Around the same time, Erdoğan and the AKP’s performance in elections waned. The first upset came in the 2018 municipal elections, when the AKP lost control of Istanbul and Ankara. Erdoğan invalidated the result and called a second poll, but lost this one too. The defeat was particularly heavy for a man who had started his climb to the highest post from the Istanbul mayoralty. This month’s municipal elections confirmed the AKP’s slide, as it surrendered all Mediterranean-facing municipalities and retained only 24 of 81 districts nationwide.

Istanbul and Turkey entered the 2020s more influential than at any time in the past century

Ultimately, these election setbacks are unlikely to affect Turkey’s geopolitical priorities. For all criticisms of Erdoğan, Istanbul and Turkey entered the 2020s more sovereign and influential than at any time in the past century. Having overcome its identity uncertainties, the city thrives on the ambiguity of a location teetering just beyond the Schengen zone and self-consciously receiving the EU and US on equal terms with China, Russia and the Middle East. The city’s sprawling harshness and beauty inspire in new arrivals the intense illusion that they can reinvent themselves.

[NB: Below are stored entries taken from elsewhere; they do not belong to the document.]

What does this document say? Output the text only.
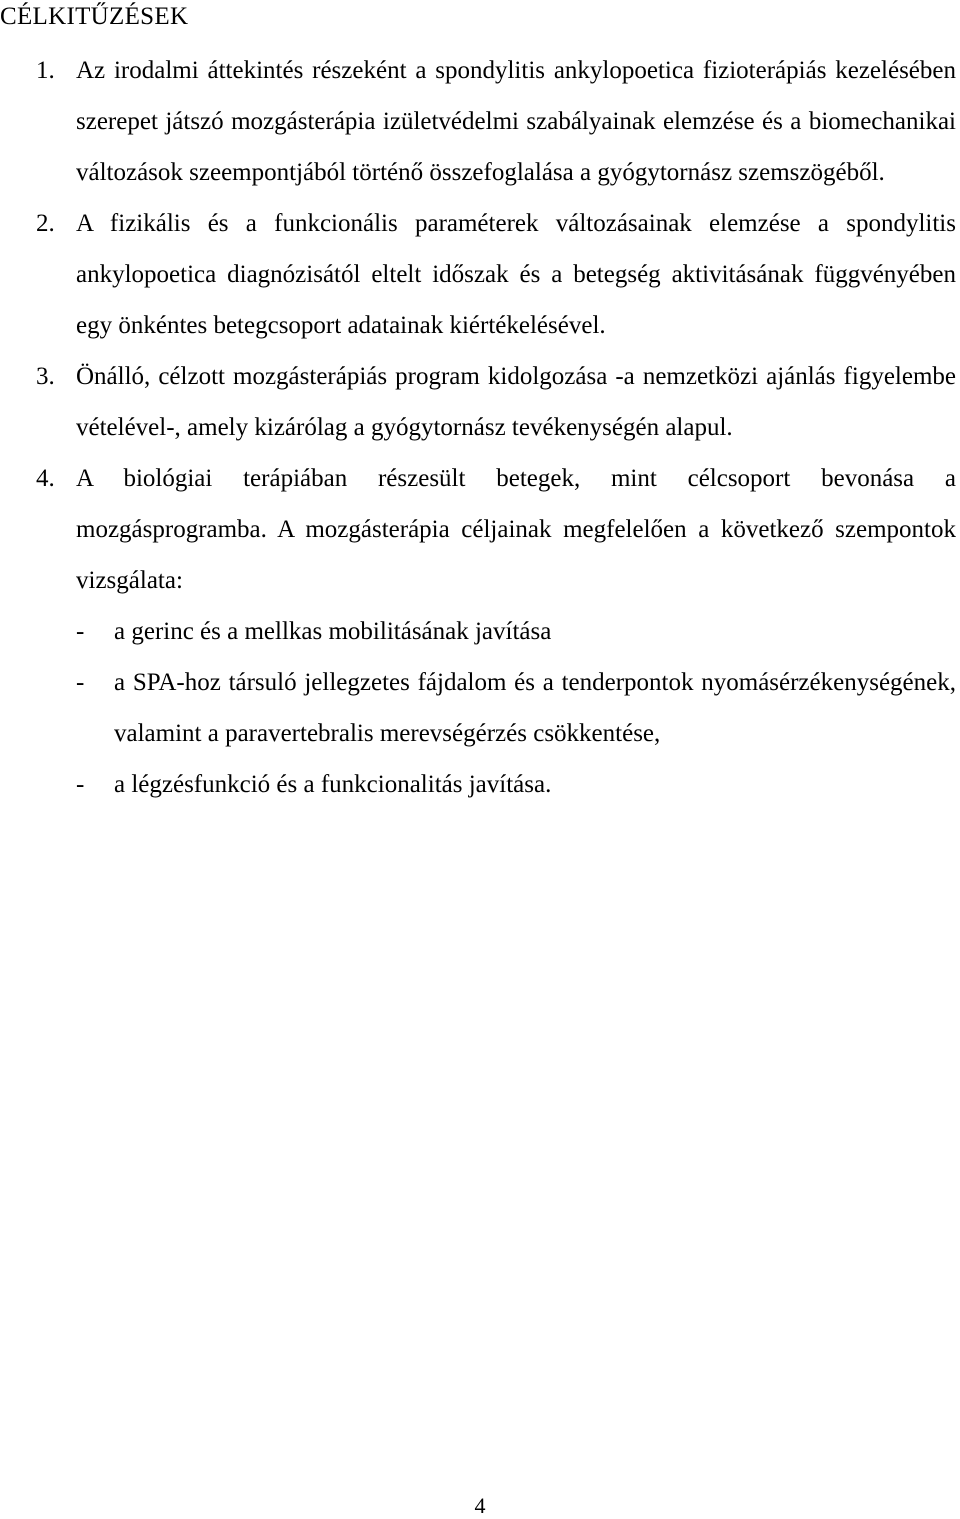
CÉLKITŰZÉSEK
1. Az irodalmi áttekintés részeként a spondylitis ankylopoetica fizioterápiás kezelésében szerepet játszó mozgásterápia izületvédelmi szabályainak elemzése és a biomechanikai változások szeempontjából történő összefoglalása a gyógytornász szemszögéből.
2. A fizikális és a funkcionális paraméterek változásainak elemzése a spondylitis ankylopoetica diagnózisától eltelt időszak és a betegség aktivitásának függvényében egy önkéntes betegcsoport adatainak kiértékelésével.
3. Önálló, célzott mozgásterápiás program kidolgozása -a nemzetközi ajánlás figyelembe vételével-, amely kizárólag a gyógytornász tevékenységén alapul.
4. A biológiai terápiában részesült betegek, mint célcsoport bevonása a mozgásprogramba. A mozgásterápia céljainak megfelelően a következő szempontok vizsgálata:
- a gerinc és a mellkas mobilitásának javítása
- a SPA-hoz társuló jellegzetes fájdalom és a tenderpontok nyomásérzékenységének, valamint a paravertebralis merevségérzés csökkentése,
- a légzésfunkció és a funkcionalitás javítása.
4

The Transatlantic shift of influence in the aftermath of the First World War is now draining back eastwards as America’s dominance wanes. During that century, Istanbul has been weakened and reinvigorated. But it remains at the diplomatic and geopolitical centre during a period of transformation, crowded once more with Russian and Middle Eastern émigrés.

My mother came to visit me in Istanbul in 2021. We went to visit the archive of Boğaziçi University, from where her grandfather graduated in 1897 before moving to Baku. I felt that perhaps we might come across a document or graduation photograph that would render his presence more palpable. A considerate American academic showed us around the library housed in the historian and traveller John Freely’s old campus house. But my mother showed little interest in revisiting the past.

Perhaps she was anxious not to become trapped by life’s circumstances in between two active magnetic fields, two states of being. As we walked away from the campus, I wondered whether Istanbul is capable of transcending the magnetic fields created by its geography, or is history doomed to repeat itself?